Wednesday 12 August 2015

You Know What You Have To Do

I can reveal that Andy Burnham, Yvette Cooper and Liz Kendall will not be doing Strictly Come Dancing. They asked, but they were told that they were not famous.

You cannot now be younger than 50 if you voted in 1983. A large proportion of those who did are now dead.

That all of Corbyn's critics both inside and outside the Labour Party seem to think that it was last week, says a very great deal indeed.

In any case, what was Britain like then, and well after then?

Even I can just about remember when everywhere that sold The Sun, the Daily Mail, the Daily Express and the Daily Mirror also sold the Morning Star. The Corbyn win will bring back those days, I reckon.

Everywhere that sold The Spectator and the New Statesman also sold Marxism Today, an official publication of the Communist Party of Great Britain; they all sold Living Marxism, too.

Outlets that went a bit more recherché, and railway station newspaper stalls, also sold Soviet Weekly, which was an official publication of the USSR itself, and Pravda in English, which was exactly as its name suggested.

These things, which were by no means all the same thing, were part of mainstream culture and debate. Somehow, the Realm did not fall.

You know what you have to do.

Burnham, Cooper and Kendall believe in abstention, and each of them ought therefore to be treated to a nice, big dollop of it.

For Deputy, Stella Creasy and Angela Eagle are well worth a second and third preference, or vice versa.

But, of course, first preference has to go to the man who brought down the News of the World, Tom Watson.

12 comments:

  1. Oliver Kamm Tweets.

    @LNJStokes Neil Clark is public-school-ed blogger who supports death penalty, opposes immigration, supports Putin, denies Milosevic crimes.""

    Clark supports the death penalty, opposes immigration (and opposes the West's aggression against Ukraine and Serbia).

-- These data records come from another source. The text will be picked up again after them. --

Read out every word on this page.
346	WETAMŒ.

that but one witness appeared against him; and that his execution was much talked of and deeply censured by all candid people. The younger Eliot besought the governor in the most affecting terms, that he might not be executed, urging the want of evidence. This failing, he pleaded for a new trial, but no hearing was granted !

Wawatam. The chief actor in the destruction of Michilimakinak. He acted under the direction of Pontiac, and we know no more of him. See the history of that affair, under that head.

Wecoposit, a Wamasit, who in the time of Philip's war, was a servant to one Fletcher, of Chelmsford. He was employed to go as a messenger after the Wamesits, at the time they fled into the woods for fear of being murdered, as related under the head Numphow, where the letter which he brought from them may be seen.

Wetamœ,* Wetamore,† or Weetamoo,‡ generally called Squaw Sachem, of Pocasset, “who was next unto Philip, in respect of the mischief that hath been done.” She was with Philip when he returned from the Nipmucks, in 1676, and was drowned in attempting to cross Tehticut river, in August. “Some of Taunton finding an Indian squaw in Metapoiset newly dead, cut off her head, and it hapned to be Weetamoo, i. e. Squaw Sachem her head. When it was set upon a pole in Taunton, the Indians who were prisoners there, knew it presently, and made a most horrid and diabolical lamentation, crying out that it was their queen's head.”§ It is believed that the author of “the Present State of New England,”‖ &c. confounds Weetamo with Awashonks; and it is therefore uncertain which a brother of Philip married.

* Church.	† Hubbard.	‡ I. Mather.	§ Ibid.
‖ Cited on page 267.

    Well, so does Peter Hitchens, whom Kamm admires and just Tweeted his admiration for again yesterday.

    ReplyDelete
    Replies
    1. Thank you for this. Kamm long ago blocked me on Twitter, so I have to get by without his pearls of wisdom.

      Delete
  2. Is it right he supports Russian annexation of Ukraine AND German annexation of Silesia, Pomerania and East Prussia? Good way to provoke global thermonuclear war.

    ReplyDelete
    Replies
    1. Who?

      Although Germany does have the good sense not to have nuclear weapons. Hence the much higher standard of living for ordinary people than obtains in any country (check them, it's true) that does spend its money on those instead.

      Delete
  3. There you are - a self-proclaimed Communist and supporter of the USSR. Sorry, but Ronnie smashed it, so you'll have to start again. John Galt

    ReplyDelete
    Replies
    1. Who?

      And "Ronnie" did not "smash" the USSR. It collapsed exactly as and when Enoch Powell and others always said that it would. It had absolutely nothing to do with some old B-movie actor with Alzheimer's who happened to be on telly a lot at the time. It was no more Reagan's (or Thatcher's) doing than it was David Hasselhoff's.

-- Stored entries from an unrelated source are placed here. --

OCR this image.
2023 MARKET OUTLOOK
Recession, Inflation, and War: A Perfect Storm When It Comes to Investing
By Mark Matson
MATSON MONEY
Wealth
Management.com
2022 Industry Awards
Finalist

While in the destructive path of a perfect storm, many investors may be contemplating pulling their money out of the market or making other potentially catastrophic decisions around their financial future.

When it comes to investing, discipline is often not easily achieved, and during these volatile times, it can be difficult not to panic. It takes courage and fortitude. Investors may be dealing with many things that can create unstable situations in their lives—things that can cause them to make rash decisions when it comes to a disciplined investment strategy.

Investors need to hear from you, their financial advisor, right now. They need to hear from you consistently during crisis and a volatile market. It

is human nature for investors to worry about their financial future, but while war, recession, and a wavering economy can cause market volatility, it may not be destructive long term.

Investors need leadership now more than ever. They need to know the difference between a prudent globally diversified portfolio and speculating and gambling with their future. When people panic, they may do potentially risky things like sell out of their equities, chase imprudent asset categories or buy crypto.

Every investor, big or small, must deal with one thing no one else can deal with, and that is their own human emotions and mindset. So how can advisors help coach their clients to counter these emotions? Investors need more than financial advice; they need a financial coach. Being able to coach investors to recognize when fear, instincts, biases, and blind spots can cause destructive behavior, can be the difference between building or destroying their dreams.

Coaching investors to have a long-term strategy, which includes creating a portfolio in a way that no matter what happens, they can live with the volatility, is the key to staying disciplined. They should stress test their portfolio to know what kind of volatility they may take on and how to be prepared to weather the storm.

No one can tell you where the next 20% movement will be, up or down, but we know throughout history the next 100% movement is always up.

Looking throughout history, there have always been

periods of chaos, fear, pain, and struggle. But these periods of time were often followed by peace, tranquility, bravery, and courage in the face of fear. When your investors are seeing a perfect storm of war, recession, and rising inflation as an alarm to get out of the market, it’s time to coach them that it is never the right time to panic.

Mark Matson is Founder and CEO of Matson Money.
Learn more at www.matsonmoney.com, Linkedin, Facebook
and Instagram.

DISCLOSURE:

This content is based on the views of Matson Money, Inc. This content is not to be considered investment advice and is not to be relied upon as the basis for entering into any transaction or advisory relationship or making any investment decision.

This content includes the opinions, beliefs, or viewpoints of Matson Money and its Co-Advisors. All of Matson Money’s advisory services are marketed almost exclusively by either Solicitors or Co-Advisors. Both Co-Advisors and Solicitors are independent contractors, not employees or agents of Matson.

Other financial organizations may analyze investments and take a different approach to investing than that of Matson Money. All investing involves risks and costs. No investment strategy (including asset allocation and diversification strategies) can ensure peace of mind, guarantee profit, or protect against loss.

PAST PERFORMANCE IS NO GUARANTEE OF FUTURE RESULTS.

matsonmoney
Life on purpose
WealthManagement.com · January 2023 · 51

      John Galt? I am the only person whom I have ever met who has read Atlas Shrugged to the end. Absolutely nothing would persuade me to open it again. Ayn Rand was quite possibly the worst novelist ever. And, hilariously, she ended up on welfare.

      Delete
    2. His advent expressed the trends, yes. But British and American paleocons predicted the whole thing from the start. They were right.

      Delete
    3. Tell that to the people there.

      Delete
    4. A lot of them have told it me. But anyway, people like are normally scornful, and not without cause, of the view that, "It's for the people there to judge." That would not be your view of European colonialism or of American military intervention.

      Delete
    5. Assume you are of the school of thought that there was never a Soviet military threat.

      Delete
    6. Indeed I am, for indeed there was not. There were two right-wing views of the Soviet Union, that it was incapable of getting bread from one town to the next, and that it was poised to conquer Western Europe and even North America.

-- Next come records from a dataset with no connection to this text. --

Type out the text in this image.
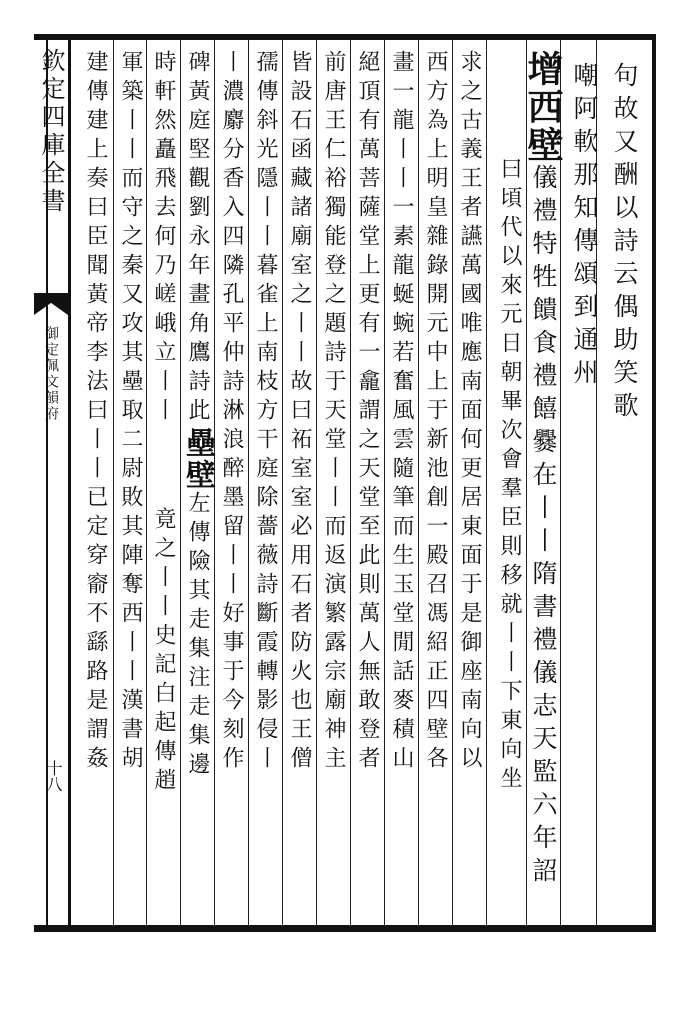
欽定四庫全書
御定佩文韻府
十八
句故又酬以詩云偶助笑歌
嘲阿軟那知傳頌到通州
增西壁儀禮特牲饋食禮饎爨在丨丨隋書禮儀志天監六年詔
曰頃代以來元日朝畢次會羣臣則移就丨丨下東向坐
求之古義王者讌萬國唯應南面何更居東面于是御座南向以
西方為上明皇雜錄開元中上于新池創一殿召馮紹正四壁各
畫一龍丨丨一素龍蜒蜿若奮風雲隨筆而生玉堂閒話麥積山
絕頂有萬菩薩堂上更有一龕謂之天堂至此則萬人無敢登者
前唐王仁裕獨能登之題詩于天堂丨丨而返演繁露宗廟神主
皆設石函藏諸廟室之丨丨故曰祏室室必用石者防火也王僧
孺傳斜光隱丨丨暮雀上南枝方干庭除薔薇詩斷霞轉影侵丨
丨濃麝分香入四隣孔平仲詩淋浪醉墨留丨丨好事于今刻作
碑黃庭堅觀劉永年畫角鷹詩此壘壁左傳險其走集注走集邊
時軒然矗飛去何乃嵯峨立丨丨竟之丨丨史記白起傳趙
軍築丨丨而守之秦又攻其壘取二尉敗其陣奪西丨丨漢書胡
建傳建上奏曰臣聞黃帝李法曰丨丨已定穿窬不繇路是謂姦
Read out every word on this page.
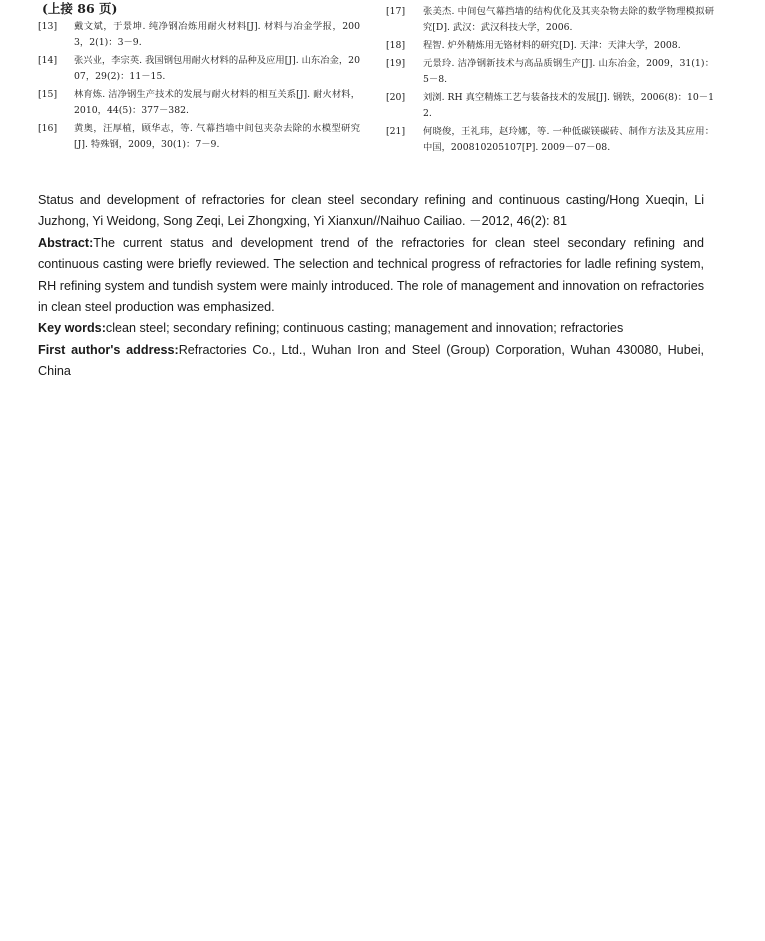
(上接 86 页)
[13]	戴文斌，于景坤. 纯净钢冶炼用耐火材料[J]. 材料与冶金学报，2003，2(1)：3－9.
[14]	张兴业，李宗英. 我国钢包用耐火材料的品种及应用[J]. 山东冶金，2007，29(2)：11－15.
[15]	林育炼. 洁净钢生产技术的发展与耐火材料的相互关系[J]. 耐火材料，2010，44(5)：377－382.
[16]	黄奥，汪厚植，顾华志，等. 气幕挡墙中间包夹杂去除的水模型研究[J]. 特殊钢，2009，30(1)：7－9.
[17]	张美杰. 中间包气幕挡墙的结构优化及其夹杂物去除的数学物理模拟研究[D]. 武汉：武汉科技大学，2006.
[18]	程智. 炉外精炼用无铬材料的研究[D]. 天津：天津大学，2008.
[19]	元景玲. 洁净钢新技术与高品质钢生产[J]. 山东冶金，2009，31(1)：5－8.
[20]	刘浏. RH 真空精炼工艺与装备技术的发展[J]. 钢铁，2006(8)：10－12.
[21]	何晓俊，王礼玮，赵玲娜，等. 一种低碳镁碳砖、制作方法及其应用：中国，200810205107[P]. 2009－07－08.

Status and development of refractories for clean steel secondary refining and continuous casting/Hong Xueqin, Li Juzhong, Yi Weidong, Song Zeqi, Lei Zhongxing, Yi Xianxun//Naihuo Cailiao. －2012, 46(2): 81

Abstract:The current status and development trend of the refractories for clean steel secondary refining and continuous casting were briefly reviewed. The selection and technical progress of refractories for ladle refining system, RH refining system and tundish system were mainly introduced. The role of management and innovation on refractories in clean steel production was emphasized.

Key words:clean steel; secondary refining; continuous casting; management and innovation; refractories

First author's address:Refractories Co., Ltd., Wuhan Iron and Steel (Group) Corporation, Wuhan 430080, Hubei, China
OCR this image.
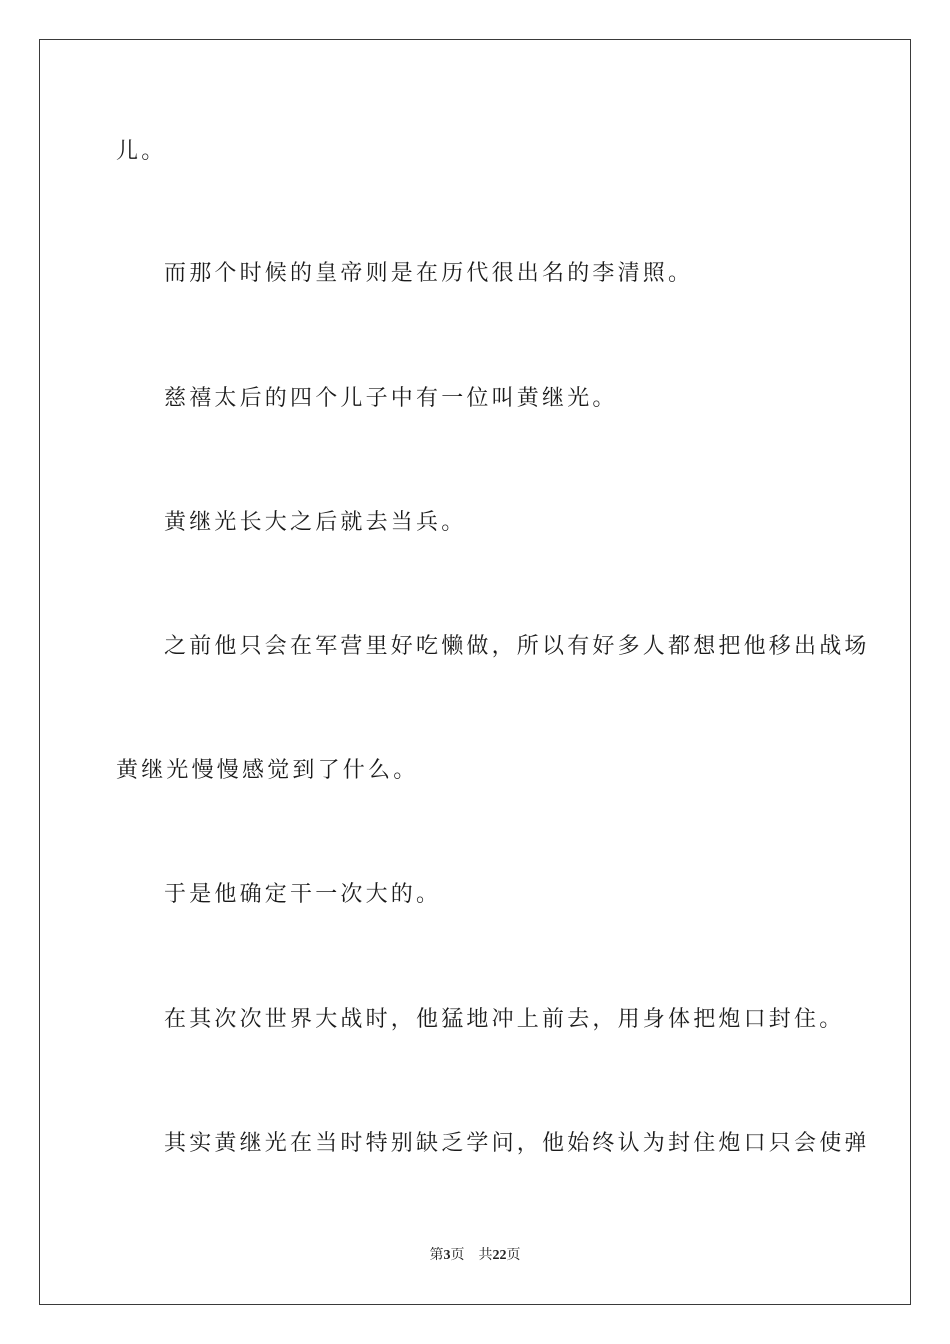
儿。
而那个时候的皇帝则是在历代很出名的李清照。
慈禧太后的四个儿子中有一位叫黄继光。
黄继光长大之后就去当兵。
之前他只会在军营里好吃懒做，所以有好多人都想把他移出战场
黄继光慢慢感觉到了什么。
于是他确定干一次大的。
在其次次世界大战时，他猛地冲上前去，用身体把炮口封住。
其实黄继光在当时特别缺乏学问，他始终认为封住炮口只会使弹
第3页 共22页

      Those two things could not both have been true. In fact, as exposed by the ILP and others on the anti-Stalinist Left long before the Tories noticed, it was the first part that was correct, rendering the second part impossible.

      What became the Old Right did largely catch up, and indeed do sterling work. But it was the New Right that carried the day on that side, setting the pattern for the absurd belief that merely because a regime was nasty, and sometimes merely because it was inefficient or corrupt, then it was somehow a threat, even an existential threat, to us.

      We all know how that delusion is continuing to play out.